В конце июня, окончив музыкальное училище, вернулся брат. Тут же бросился к Вере. Ведь и ему предстояло нелегкое прощание с любимой девушкой. И их пути тоже навсегда разошлись. Я не раз спрашивала потом брата, почему же он не остался в Тасееве, или не поехал вместе с Верой в Красноярск? Пусть я была еще несовершеннолетней, и со мной можно было не церемониться, а просто засунуть, как чемодан, в самолет и везти, куда хочется. Но ему ведь было уже 19, у него был диплом в руках. Но и его мнение тоже, оказывается, родителей не интересовало. И он тоже был очень послушным сыном. А зря: не сложилась его личная жизнь так, как ему самому бы хотелось.

Картинка подготовки к отъезду в моем сознании навсегда осталась размытой слезами. Родители продали дом. Где-то там, на другом конце огромной страны было куплено другое жилье. Все вещи были погружены в контейнер и отправлены по новому адресу. Родители без умолку говорили о новом месте, о новой работе, строили новые планы. Они начинали новую жизнь, а я облезлой тенью слонялась по опустевшему родному дому и переставала его узнавать. Он, без моего стола и книг, против моей воли начал, вдруг, отдаляться. Это причиняло чудовищную боль, и гнало меня во двор, где бегали уже не наши куры, или на огород, где зарастали травой уже не наши грядки, или в палисадник, где вовсю цвели мои любимые, но уже не мои циннии. Понятно, что созерцание всего этого тоже не приносило покоя, и в определенный момент в душе что-то надорвалось и, вдруг, захотелось, чтобы побыстрее случилось то, что все равно неотвратимо должно случиться. Близким умершего всегда становится легче, когда покойник предан земле. Моя «невыразимая печаль» и была тем самым трупом, который необходимо было как можно скорее похоронить.

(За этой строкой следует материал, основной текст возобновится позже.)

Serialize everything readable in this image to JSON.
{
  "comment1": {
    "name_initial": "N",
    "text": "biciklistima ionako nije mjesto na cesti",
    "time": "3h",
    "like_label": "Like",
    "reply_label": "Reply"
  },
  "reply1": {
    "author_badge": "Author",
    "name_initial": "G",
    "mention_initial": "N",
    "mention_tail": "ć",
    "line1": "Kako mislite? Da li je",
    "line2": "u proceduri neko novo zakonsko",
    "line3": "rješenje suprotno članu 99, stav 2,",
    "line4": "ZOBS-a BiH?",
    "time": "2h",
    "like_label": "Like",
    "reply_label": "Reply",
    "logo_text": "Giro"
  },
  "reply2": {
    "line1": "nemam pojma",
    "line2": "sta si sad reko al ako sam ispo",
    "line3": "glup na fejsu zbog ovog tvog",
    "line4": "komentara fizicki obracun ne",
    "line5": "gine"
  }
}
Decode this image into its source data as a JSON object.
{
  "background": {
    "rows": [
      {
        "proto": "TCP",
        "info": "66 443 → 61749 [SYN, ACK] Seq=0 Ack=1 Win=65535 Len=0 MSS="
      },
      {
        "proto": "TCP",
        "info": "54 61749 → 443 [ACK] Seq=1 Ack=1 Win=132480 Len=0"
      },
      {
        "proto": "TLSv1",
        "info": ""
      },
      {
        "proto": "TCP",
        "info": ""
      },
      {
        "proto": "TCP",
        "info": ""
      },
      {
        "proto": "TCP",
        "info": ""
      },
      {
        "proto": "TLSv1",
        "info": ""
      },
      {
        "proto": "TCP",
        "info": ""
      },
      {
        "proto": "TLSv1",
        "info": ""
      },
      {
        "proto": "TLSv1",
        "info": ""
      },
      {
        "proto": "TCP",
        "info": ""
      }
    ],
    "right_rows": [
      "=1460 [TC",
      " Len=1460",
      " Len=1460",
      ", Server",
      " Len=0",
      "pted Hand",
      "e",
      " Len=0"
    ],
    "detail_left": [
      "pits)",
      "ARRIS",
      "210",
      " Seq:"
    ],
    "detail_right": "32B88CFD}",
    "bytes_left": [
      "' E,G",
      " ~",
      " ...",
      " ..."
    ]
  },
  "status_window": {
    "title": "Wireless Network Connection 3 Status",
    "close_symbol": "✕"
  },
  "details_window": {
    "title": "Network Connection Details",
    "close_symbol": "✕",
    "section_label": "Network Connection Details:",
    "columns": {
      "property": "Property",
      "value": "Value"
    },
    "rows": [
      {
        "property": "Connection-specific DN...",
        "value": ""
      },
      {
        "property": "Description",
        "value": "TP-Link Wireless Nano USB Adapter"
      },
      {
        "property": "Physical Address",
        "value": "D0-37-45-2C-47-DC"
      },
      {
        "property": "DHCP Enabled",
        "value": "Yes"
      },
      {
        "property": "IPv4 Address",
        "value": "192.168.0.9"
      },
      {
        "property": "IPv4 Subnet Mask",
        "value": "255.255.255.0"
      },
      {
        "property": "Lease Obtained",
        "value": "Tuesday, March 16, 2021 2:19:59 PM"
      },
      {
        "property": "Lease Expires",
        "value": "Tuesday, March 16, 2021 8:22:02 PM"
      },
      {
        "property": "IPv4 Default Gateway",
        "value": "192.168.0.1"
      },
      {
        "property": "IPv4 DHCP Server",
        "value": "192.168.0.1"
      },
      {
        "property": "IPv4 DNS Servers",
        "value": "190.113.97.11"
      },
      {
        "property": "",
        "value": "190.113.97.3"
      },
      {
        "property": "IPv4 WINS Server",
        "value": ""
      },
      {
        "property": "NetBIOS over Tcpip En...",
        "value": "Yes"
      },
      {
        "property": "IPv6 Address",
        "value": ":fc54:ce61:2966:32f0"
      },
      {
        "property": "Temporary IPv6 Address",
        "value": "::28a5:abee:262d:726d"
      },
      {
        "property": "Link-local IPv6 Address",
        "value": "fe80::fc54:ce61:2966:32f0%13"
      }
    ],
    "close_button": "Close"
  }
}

Мы уезжали в последний июльский день. Во дворе собралась толпа народа. Многие плакали. Я тоже. Я прощалась с соседями и подружками, с Володей, с кошкой, с собакой и с тополем, который выпестовала когда-то из малюсенькой веточки… Я прощалась с селом, в котором выросла… Я прощалась с детством… Впереди у меня была дорога в полстраны длиною и вся жизнь, в которой будут и победы и поражения, и предательство и любовь на всю жизнь, и боль утрат и счастье рождения детей и внуков, и вдохновение, чтобы написать эту повесть, и гордость, когда я произношу слова: «Я родилась в Сибири».